On Monday, a DPJ member criticized Komatsu and urged Abe to relieve him of his post.

“The principle is that bringing cellphones is not permitted. I think it’s an unthinkable act that goes against common sense to answer questions with a phone in his hand,” said Yoshitaka Saito of DPJ.

While Abe said Komatsu should reflect on his act, he also defended him, saying Komatsu was simply using someone’s cellphone to try to answer a question and that he wasn’t calling or emailing about unrelated matters.

Abe also said that digital devices could actually be helpful at the Diet sessions.

“There is an argument that discussions may be facilitated more by using a device like an iPad,” Abe said.

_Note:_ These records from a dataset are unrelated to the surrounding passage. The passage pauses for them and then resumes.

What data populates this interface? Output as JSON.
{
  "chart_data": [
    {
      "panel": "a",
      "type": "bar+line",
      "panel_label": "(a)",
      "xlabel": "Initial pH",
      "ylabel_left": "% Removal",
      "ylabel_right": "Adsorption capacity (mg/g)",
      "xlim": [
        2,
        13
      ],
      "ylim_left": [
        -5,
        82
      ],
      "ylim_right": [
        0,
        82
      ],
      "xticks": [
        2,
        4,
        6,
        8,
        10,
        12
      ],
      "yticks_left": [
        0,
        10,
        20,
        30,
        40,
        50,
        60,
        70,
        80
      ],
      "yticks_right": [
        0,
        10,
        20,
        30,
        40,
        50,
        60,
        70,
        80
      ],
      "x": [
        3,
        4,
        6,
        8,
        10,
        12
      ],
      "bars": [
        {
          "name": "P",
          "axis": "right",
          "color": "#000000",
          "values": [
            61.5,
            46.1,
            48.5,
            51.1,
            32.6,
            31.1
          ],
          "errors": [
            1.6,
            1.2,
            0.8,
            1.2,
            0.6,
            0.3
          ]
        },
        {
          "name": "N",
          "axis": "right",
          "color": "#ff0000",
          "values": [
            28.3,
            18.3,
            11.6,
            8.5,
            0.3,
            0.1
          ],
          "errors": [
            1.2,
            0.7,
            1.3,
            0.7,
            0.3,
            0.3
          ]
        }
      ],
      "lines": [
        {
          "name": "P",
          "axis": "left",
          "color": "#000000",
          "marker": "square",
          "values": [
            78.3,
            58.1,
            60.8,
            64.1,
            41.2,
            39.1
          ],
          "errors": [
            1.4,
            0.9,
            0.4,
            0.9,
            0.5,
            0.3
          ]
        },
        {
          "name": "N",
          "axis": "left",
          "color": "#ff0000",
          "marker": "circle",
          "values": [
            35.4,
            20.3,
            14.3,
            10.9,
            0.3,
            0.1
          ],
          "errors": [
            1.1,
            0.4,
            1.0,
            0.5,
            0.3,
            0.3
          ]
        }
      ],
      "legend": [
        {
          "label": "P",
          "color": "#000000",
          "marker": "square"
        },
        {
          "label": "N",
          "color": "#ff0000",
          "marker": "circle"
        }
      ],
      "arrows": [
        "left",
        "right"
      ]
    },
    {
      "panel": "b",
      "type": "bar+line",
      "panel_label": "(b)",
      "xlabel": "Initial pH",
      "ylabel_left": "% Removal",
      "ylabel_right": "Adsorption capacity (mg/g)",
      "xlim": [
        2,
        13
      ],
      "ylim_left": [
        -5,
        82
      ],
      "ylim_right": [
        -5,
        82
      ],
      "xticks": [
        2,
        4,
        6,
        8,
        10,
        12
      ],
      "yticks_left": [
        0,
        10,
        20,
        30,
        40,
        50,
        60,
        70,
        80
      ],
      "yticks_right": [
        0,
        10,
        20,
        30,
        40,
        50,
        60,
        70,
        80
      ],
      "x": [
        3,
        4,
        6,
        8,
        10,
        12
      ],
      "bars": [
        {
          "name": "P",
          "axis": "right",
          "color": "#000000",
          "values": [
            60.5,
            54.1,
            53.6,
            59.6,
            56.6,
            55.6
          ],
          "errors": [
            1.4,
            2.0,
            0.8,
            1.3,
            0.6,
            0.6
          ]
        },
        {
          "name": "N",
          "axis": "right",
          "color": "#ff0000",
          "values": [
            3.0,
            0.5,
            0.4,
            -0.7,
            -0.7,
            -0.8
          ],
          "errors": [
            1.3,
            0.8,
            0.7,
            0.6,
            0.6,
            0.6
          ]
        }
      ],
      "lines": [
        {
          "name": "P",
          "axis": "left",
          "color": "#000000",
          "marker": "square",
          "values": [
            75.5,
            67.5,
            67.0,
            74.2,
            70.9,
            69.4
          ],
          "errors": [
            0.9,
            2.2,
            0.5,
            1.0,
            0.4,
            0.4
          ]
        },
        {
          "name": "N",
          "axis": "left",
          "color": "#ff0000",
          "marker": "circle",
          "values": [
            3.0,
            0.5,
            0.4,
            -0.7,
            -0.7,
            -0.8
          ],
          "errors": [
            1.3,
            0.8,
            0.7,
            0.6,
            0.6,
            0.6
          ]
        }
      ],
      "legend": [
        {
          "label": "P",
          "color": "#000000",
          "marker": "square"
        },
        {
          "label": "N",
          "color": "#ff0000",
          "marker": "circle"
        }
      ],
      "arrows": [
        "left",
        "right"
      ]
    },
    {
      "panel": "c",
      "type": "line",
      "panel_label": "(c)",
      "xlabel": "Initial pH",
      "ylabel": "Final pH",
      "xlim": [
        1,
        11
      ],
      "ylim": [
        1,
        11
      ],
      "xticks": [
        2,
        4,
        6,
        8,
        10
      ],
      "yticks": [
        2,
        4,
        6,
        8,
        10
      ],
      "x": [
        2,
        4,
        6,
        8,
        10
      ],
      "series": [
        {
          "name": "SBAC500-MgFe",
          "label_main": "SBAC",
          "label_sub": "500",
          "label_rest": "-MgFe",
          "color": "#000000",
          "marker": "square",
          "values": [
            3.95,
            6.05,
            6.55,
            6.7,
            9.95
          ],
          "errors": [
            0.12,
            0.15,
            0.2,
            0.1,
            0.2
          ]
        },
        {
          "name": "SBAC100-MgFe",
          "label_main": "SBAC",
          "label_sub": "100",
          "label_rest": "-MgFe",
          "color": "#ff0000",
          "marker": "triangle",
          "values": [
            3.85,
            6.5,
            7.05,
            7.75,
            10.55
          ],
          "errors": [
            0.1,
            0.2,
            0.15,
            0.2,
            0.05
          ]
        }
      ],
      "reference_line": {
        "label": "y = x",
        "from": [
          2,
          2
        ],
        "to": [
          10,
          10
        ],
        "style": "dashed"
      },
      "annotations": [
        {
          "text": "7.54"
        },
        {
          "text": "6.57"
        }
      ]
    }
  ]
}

Lawmakers usually use paper boards as presentation aids when fielding questions at committee sessions.

The Upper House’s rule on digital devices was decided in 1995 by lawmakers and has no legal binding power.

The Lower House’s rule, decided in 1996, differs little from the Upper House’s.

  • phu

    Wow… “he looked something up on a phone to try and give an accurate answer… he must be fired, now!” Saito needs a serious reality check; this is ridiculously literal and ignores the intent of the rule in favor of absolute, unthinking obedience.

    Not to say that’s surprising in this context… but it’s still something people should consider alarming, particularly the people this person is supposed to be representing.

    For once I’m with Abe. Phones should be silenced if they’re allowed at all, but yes, the ability we have at our fingertips to get information and answer questions with digital devices has great potential as an aid for legislators if used responsibly (I would definitely call Komatsu’s use here responsible).

  • JimmyJM

    Permitting digital devices during sessions is probably a good idea. It might help keep the politicians awake.